LAS VEGAS — The hysterectomy rate was less than 10% among 711 women who underwent global endometrial ablation, results from a long-term, single-center study showed.
Hematometra was present in 25% of the 44 women who had a hysterectomy because of pain and in 2% of the 25 women who had a hysterectomy because of bleeding. This marked the only significant difference between the two groups, according to Dr. Erin Carey, who called these the key findings from what is believed to be the largest study aimed at capturing the clinical and pathological characteristics of women who had a hysterectomy after global endometrial ablation (GEA).
“We know that women who are younger than 45 are more likely to fail global endometrial ablation, as well as women with a history of bilateral tubal ligation and those with a history of preoperative dysmenorrhea,” said Dr.
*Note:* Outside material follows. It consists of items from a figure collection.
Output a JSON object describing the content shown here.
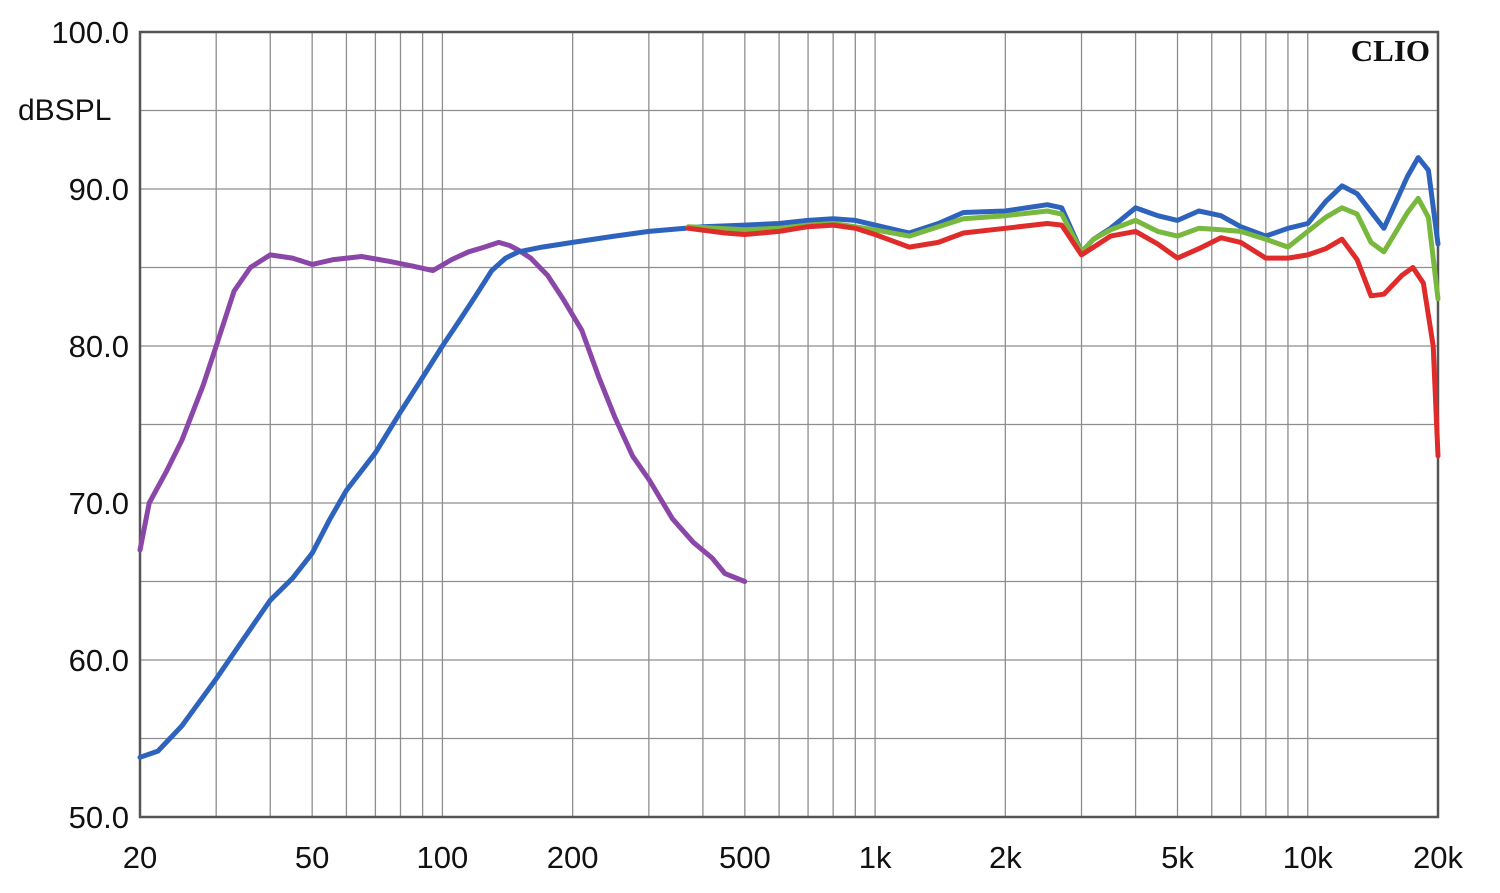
{
  "chart_data": {
    "type": "line",
    "title": "",
    "xlabel": "",
    "ylabel": "dBSPL",
    "brand": "CLIO",
    "x_scale": "log",
    "xlim": [
      20,
      20000
    ],
    "ylim": [
      50,
      100
    ],
    "grid": true,
    "legend": "none",
    "x_tick_labels": [
      {
        "value": 20,
        "label": "20"
      },
      {
        "value": 50,
        "label": "50"
      },
      {
        "value": 100,
        "label": "100"
      },
      {
        "value": 200,
        "label": "200"
      },
      {
        "value": 500,
        "label": "500"
      },
      {
        "value": 1000,
        "label": "1k"
      },
      {
        "value": 2000,
        "label": "2k"
      },
      {
        "value": 5000,
        "label": "5k"
      },
      {
        "value": 10000,
        "label": "10k"
      },
      {
        "value": 20000,
        "label": "20k"
      }
    ],
    "y_tick_labels": [
      {
        "value": 100,
        "label": "100.0"
      },
      {
        "value": 90,
        "label": "90.0"
      },
      {
        "value": 80,
        "label": "80.0"
      },
      {
        "value": 70,
        "label": "70.0"
      },
      {
        "value": 60,
        "label": "60.0"
      },
      {
        "value": 50,
        "label": "50.0"
      }
    ],
    "series": [
      {
        "color": "#8b47a8",
        "points": [
          [
            20,
            67
          ],
          [
            21,
            70
          ],
          [
            23,
            72
          ],
          [
            25,
            74
          ],
          [
            28,
            77.5
          ],
          [
            30,
            80
          ],
          [
            33,
            83.5
          ],
          [
            36,
            85
          ],
          [
            40,
            85.8
          ],
          [
            45,
            85.6
          ],
          [
            50,
            85.2
          ],
          [
            56,
            85.5
          ],
          [
            65,
            85.7
          ],
          [
            75,
            85.4
          ],
          [
            85,
            85.1
          ],
          [
            95,
            84.8
          ],
          [
            105,
            85.5
          ],
          [
            115,
            86
          ],
          [
            125,
            86.3
          ],
          [
            135,
            86.6
          ],
          [
            143,
            86.4
          ],
          [
            150,
            86.1
          ],
          [
            160,
            85.6
          ],
          [
            175,
            84.5
          ],
          [
            190,
            83
          ],
          [
            210,
            81
          ],
          [
            230,
            78
          ],
          [
            250,
            75.5
          ],
          [
            275,
            73
          ],
          [
            300,
            71.5
          ],
          [
            340,
            69
          ],
          [
            380,
            67.5
          ],
          [
            420,
            66.5
          ],
          [
            450,
            65.5
          ],
          [
            500,
            65
          ]
        ]
      },
      {
        "color": "#2e63bd",
        "points": [
          [
            20,
            53.8
          ],
          [
            22,
            54.2
          ],
          [
            25,
            55.8
          ],
          [
            30,
            58.8
          ],
          [
            35,
            61.5
          ],
          [
            40,
            63.8
          ],
          [
            45,
            65.2
          ],
          [
            50,
            66.8
          ],
          [
            55,
            69
          ],
          [
            60,
            70.8
          ],
          [
            70,
            73.2
          ],
          [
            80,
            75.8
          ],
          [
            90,
            78
          ],
          [
            100,
            80
          ],
          [
            110,
            81.7
          ],
          [
            120,
            83.3
          ],
          [
            130,
            84.8
          ],
          [
            140,
            85.6
          ],
          [
            150,
            86
          ],
          [
            170,
            86.3
          ],
          [
            200,
            86.6
          ],
          [
            250,
            87
          ],
          [
            300,
            87.3
          ],
          [
            400,
            87.6
          ],
          [
            500,
            87.7
          ],
          [
            600,
            87.8
          ],
          [
            700,
            88
          ],
          [
            800,
            88.1
          ],
          [
            900,
            88
          ],
          [
            1000,
            87.7
          ],
          [
            1200,
            87.2
          ],
          [
            1400,
            87.8
          ],
          [
            1600,
            88.5
          ],
          [
            2000,
            88.6
          ],
          [
            2500,
            89
          ],
          [
            2700,
            88.8
          ],
          [
            3000,
            86
          ],
          [
            3200,
            86.8
          ],
          [
            3500,
            87.5
          ],
          [
            4000,
            88.8
          ],
          [
            4500,
            88.3
          ],
          [
            5000,
            88
          ],
          [
            5600,
            88.6
          ],
          [
            6300,
            88.3
          ],
          [
            7000,
            87.6
          ],
          [
            8000,
            87
          ],
          [
            9000,
            87.5
          ],
          [
            10000,
            87.8
          ],
          [
            11000,
            89.2
          ],
          [
            12000,
            90.2
          ],
          [
            13000,
            89.7
          ],
          [
            15000,
            87.5
          ],
          [
            17000,
            90.8
          ],
          [
            18000,
            92
          ],
          [
            19000,
            91.2
          ],
          [
            20000,
            86.5
          ]
        ]
      },
      {
        "color": "#78b83e",
        "points": [
          [
            370,
            87.6
          ],
          [
            500,
            87.4
          ],
          [
            600,
            87.5
          ],
          [
            700,
            87.7
          ],
          [
            800,
            87.8
          ],
          [
            1000,
            87.4
          ],
          [
            1200,
            87
          ],
          [
            1400,
            87.6
          ],
          [
            1600,
            88.1
          ],
          [
            2000,
            88.3
          ],
          [
            2500,
            88.6
          ],
          [
            2700,
            88.4
          ],
          [
            3000,
            86
          ],
          [
            3200,
            86.8
          ],
          [
            3500,
            87.4
          ],
          [
            4000,
            88
          ],
          [
            4500,
            87.3
          ],
          [
            5000,
            87
          ],
          [
            5600,
            87.5
          ],
          [
            6300,
            87.4
          ],
          [
            7000,
            87.3
          ],
          [
            8000,
            86.8
          ],
          [
            9000,
            86.3
          ],
          [
            10000,
            87.3
          ],
          [
            11000,
            88.2
          ],
          [
            12000,
            88.8
          ],
          [
            13000,
            88.4
          ],
          [
            14000,
            86.6
          ],
          [
            15000,
            86
          ],
          [
            17000,
            88.5
          ],
          [
            18000,
            89.4
          ],
          [
            19000,
            88.2
          ],
          [
            20000,
            83
          ]
        ]
      },
      {
        "color": "#e02b2b",
        "points": [
          [
            370,
            87.5
          ],
          [
            450,
            87.2
          ],
          [
            500,
            87.1
          ],
          [
            600,
            87.3
          ],
          [
            700,
            87.6
          ],
          [
            800,
            87.7
          ],
          [
            900,
            87.5
          ],
          [
            1000,
            87.1
          ],
          [
            1200,
            86.3
          ],
          [
            1400,
            86.6
          ],
          [
            1600,
            87.2
          ],
          [
            2000,
            87.5
          ],
          [
            2500,
            87.8
          ],
          [
            2700,
            87.7
          ],
          [
            3000,
            85.8
          ],
          [
            3200,
            86.3
          ],
          [
            3500,
            87
          ],
          [
            4000,
            87.3
          ],
          [
            4500,
            86.5
          ],
          [
            5000,
            85.6
          ],
          [
            5600,
            86.2
          ],
          [
            6300,
            86.9
          ],
          [
            7000,
            86.6
          ],
          [
            8000,
            85.6
          ],
          [
            9000,
            85.6
          ],
          [
            10000,
            85.8
          ],
          [
            11000,
            86.2
          ],
          [
            12000,
            86.8
          ],
          [
            13000,
            85.5
          ],
          [
            14000,
            83.2
          ],
          [
            15000,
            83.3
          ],
          [
            16500,
            84.5
          ],
          [
            17500,
            85
          ],
          [
            18500,
            84
          ],
          [
            19500,
            80
          ],
          [
            20000,
            73
          ]
        ]
      }
    ]
  }
}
Carey of the department of obstetrics and gynecology at the Mayo Clinic, Rochester, Minn. Other contributing clinical and pathological factors remain unclear. She reported the study findings at the annual meeting of the AAGL.
Dr. Carey and associates identified 711 women who underwent GEA for menorrhagia between January 1998 and December 2005. They compared data between women who underwent hysterectomy and those who did not during the follow-up period, which lasted a mean of 2.9 years.
Adenomyosis was present in 29% of women who had a hysterectomy for pain and in 28% who had a hysterectomy for bleeding. “Adenomyosis has been thought to be a major factor related to postablation pain syndrome,” Dr. Carey commented. “However, we found that women had a lower rate of adenomyosis than we expected, and the rates were similar in both groups.”
Dr. Carey had no disclosures to make.